小松菜奈が映画単独初出演…吉本ばななさん人気短編集「キッチン」収録「ムーンライト・シャドウ」で

スポーツ報知
映画「ムーンライト・シャドウ」(左から)原作者の吉本ばなな氏、主演の小松菜奈、エドモンド・ヨウ監督

 女優の小松菜奈(25)が映画「ムーンライト・シャドウ」(エドモンド・ヨウ監督、今秋公開)に主演することが11日、分かった。14年の長編映画「渇き。」で本格女優デビューし、これまで「恋は雨上がりのように」(18年、大泉洋)、「糸」(20年、菅田将暉)などにダブル主演しているが、長編映画の単独主演は初めてとなる。

 作家・吉本ばななさん(56)の人気短編集「キッチン」(1988年)に収録された同名の短編小説が原作。突然訪れる恋人の死を受け入れられない主人公さつき(小松)を一人称の視点で描く。

 吉本さんが大学の卒業制作として発表し、日本大学芸術学部長賞を受賞。

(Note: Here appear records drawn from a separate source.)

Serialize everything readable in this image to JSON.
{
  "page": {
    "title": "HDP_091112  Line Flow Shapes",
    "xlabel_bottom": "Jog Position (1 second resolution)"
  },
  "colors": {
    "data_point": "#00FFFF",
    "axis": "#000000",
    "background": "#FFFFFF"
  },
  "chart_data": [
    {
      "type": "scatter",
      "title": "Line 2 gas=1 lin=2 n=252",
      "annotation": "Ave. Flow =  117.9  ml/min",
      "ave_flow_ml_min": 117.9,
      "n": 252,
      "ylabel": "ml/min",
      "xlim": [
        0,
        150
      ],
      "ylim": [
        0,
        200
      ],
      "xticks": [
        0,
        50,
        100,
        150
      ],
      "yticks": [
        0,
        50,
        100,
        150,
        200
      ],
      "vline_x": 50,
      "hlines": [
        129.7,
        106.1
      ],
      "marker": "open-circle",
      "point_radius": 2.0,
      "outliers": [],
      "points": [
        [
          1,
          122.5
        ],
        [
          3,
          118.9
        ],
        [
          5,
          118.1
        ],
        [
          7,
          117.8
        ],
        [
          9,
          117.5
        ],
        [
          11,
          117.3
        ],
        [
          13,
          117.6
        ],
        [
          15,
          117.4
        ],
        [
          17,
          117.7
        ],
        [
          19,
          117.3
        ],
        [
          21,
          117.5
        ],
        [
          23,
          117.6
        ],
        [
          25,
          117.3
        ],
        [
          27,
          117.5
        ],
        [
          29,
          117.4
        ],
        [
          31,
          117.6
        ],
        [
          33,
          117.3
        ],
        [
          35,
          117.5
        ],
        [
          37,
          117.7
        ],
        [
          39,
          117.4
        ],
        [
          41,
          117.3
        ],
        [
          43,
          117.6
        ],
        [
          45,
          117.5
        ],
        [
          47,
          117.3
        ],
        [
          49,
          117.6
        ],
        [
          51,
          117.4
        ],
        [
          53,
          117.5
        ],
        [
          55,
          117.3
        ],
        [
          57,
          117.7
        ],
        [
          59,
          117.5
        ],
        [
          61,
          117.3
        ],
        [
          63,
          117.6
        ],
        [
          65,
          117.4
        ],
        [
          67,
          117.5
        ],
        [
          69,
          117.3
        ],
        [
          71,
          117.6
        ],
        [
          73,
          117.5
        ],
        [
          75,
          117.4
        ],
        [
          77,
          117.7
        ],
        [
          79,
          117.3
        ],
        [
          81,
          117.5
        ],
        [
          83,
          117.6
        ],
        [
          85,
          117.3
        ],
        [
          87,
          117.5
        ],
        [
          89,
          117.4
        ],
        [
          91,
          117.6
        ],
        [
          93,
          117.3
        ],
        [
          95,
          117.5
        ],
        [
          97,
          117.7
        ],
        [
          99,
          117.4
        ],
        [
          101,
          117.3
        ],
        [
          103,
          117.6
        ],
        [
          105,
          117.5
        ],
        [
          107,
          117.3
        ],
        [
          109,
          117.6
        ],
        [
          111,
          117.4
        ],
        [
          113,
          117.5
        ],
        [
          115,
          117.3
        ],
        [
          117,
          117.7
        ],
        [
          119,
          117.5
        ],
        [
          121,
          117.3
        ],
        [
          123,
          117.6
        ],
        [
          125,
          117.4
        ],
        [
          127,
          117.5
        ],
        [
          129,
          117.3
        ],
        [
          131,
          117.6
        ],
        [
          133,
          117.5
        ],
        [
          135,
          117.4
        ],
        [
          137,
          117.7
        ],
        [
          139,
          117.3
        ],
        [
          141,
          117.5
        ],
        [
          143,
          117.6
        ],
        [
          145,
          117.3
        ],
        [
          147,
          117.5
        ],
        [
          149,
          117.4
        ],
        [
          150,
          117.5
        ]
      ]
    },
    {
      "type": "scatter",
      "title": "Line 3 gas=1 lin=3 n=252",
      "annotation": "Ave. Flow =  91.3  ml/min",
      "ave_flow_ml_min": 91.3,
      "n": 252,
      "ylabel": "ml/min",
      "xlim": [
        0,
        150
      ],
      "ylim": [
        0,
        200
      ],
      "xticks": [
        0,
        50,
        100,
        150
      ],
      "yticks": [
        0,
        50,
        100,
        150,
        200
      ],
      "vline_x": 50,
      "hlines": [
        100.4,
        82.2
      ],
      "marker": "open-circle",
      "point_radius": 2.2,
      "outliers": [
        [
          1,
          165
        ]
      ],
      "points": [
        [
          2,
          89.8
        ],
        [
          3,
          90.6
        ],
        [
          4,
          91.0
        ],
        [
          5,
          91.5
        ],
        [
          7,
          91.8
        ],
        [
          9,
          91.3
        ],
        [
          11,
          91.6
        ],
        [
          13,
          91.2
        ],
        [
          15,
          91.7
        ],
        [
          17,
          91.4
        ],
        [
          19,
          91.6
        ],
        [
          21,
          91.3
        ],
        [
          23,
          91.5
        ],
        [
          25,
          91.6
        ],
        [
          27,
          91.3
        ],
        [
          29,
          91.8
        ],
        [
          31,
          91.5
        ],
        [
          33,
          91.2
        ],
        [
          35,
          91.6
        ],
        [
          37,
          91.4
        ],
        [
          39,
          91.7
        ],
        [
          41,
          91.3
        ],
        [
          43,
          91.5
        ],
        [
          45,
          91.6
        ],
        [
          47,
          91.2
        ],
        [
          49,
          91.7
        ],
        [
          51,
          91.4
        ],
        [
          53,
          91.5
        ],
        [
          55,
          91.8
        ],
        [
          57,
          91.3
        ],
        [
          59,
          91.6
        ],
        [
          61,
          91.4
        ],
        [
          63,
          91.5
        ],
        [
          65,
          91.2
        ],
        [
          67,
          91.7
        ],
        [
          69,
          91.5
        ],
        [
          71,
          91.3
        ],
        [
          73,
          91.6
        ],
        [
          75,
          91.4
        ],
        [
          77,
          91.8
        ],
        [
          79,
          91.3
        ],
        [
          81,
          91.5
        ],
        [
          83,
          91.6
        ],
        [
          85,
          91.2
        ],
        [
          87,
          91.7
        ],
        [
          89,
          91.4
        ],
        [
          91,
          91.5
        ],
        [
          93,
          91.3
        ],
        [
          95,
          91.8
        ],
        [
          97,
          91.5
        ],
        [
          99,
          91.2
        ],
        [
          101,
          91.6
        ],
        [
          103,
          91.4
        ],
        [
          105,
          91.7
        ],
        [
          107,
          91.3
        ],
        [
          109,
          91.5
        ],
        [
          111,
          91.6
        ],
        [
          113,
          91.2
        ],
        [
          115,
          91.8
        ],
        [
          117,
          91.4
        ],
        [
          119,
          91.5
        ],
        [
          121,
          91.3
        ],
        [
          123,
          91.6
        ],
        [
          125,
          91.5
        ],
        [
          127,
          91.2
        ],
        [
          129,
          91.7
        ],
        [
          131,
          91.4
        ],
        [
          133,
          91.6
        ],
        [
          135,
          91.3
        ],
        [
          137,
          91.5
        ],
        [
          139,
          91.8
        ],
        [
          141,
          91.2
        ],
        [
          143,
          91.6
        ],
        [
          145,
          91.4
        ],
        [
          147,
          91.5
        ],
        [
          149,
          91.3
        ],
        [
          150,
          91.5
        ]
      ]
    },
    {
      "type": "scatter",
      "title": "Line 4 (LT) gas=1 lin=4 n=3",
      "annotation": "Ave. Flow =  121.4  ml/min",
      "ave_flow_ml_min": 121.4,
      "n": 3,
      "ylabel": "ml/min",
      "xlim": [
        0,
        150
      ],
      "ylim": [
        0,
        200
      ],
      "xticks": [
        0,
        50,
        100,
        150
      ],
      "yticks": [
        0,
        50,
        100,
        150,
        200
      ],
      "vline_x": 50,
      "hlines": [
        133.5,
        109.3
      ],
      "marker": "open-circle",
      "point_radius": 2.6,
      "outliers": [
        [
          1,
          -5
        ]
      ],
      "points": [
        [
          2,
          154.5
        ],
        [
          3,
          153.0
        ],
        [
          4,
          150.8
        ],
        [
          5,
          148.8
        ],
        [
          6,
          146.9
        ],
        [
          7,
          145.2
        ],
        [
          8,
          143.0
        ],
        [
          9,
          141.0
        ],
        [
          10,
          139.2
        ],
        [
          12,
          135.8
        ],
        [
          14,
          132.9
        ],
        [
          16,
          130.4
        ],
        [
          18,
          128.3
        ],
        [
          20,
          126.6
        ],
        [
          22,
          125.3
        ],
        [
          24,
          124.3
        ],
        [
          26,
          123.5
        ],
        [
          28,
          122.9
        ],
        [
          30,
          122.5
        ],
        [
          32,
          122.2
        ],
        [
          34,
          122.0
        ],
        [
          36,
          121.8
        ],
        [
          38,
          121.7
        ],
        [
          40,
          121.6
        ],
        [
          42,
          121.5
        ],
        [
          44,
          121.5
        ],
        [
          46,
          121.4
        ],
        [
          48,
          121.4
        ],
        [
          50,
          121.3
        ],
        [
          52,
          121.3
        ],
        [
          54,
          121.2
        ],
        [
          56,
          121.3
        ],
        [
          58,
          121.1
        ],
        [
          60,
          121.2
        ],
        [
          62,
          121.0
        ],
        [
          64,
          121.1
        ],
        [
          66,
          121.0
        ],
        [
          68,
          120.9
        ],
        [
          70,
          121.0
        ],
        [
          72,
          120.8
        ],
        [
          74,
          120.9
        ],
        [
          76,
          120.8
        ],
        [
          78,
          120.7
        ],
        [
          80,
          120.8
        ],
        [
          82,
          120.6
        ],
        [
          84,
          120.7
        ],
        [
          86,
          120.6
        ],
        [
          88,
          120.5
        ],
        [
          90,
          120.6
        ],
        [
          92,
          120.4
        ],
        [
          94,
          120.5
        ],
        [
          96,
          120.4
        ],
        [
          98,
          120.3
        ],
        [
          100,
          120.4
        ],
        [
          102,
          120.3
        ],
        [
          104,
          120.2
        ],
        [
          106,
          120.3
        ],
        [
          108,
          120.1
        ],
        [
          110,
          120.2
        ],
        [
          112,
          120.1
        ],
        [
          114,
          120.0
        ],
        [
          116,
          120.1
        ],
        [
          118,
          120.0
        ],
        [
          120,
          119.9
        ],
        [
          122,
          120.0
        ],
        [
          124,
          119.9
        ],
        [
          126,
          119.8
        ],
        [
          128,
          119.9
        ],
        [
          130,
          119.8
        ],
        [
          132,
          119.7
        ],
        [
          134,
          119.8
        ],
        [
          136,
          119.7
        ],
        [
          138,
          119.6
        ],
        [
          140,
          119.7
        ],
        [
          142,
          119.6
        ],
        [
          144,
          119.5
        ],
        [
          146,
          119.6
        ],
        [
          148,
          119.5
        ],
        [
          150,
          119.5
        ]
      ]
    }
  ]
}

88年に泉鏡花文学賞に輝くなど、ファンの間では初期の名作という呼び声が高い。

 原作を読み直した小松は「登場人物が何かを抱き締めながらも哀(かな)しみ、喪失感、絶望、孤独、それだけじゃない乗り越えようとするエネルギーを、吉本ばななさんの生み出す一つ一つの魅力的な言葉から感じました」。メガホンをとったのは、17年の東京国際映画祭で東南アジア出身者初の監督賞を受賞したマレーシア出身のヨウ監督。すでに撮影は終了しているが、スタッフのアイデア、意見も取り入れながらの建設的な現場を経験し「どんなふうに完成しているのか未知の世界で、こんなに想像がつかない作品は初めて。だからこそ、作品の完成が楽しみです」と話した。

 吉本氏は「小松さんは旬でパワフル。話の中にある『暗さ』のようなものも感じられるのでピッタリだと思う。映像によってどう表現されるか、自分が描いていなかった部分がふと出てくることがいっぱいありそうな気がしていて、私も楽しみにしています」。原作に魅了されて以来、日本の文学や映画に影響を受けてきたというヨウ監督は「彼女(小松)なしでは映画化は不可能でした。演技をするのではなく、小松さんはさつきになったのです。監督の私にとっては本当に幸福で豊かな体験でした」と振り返った。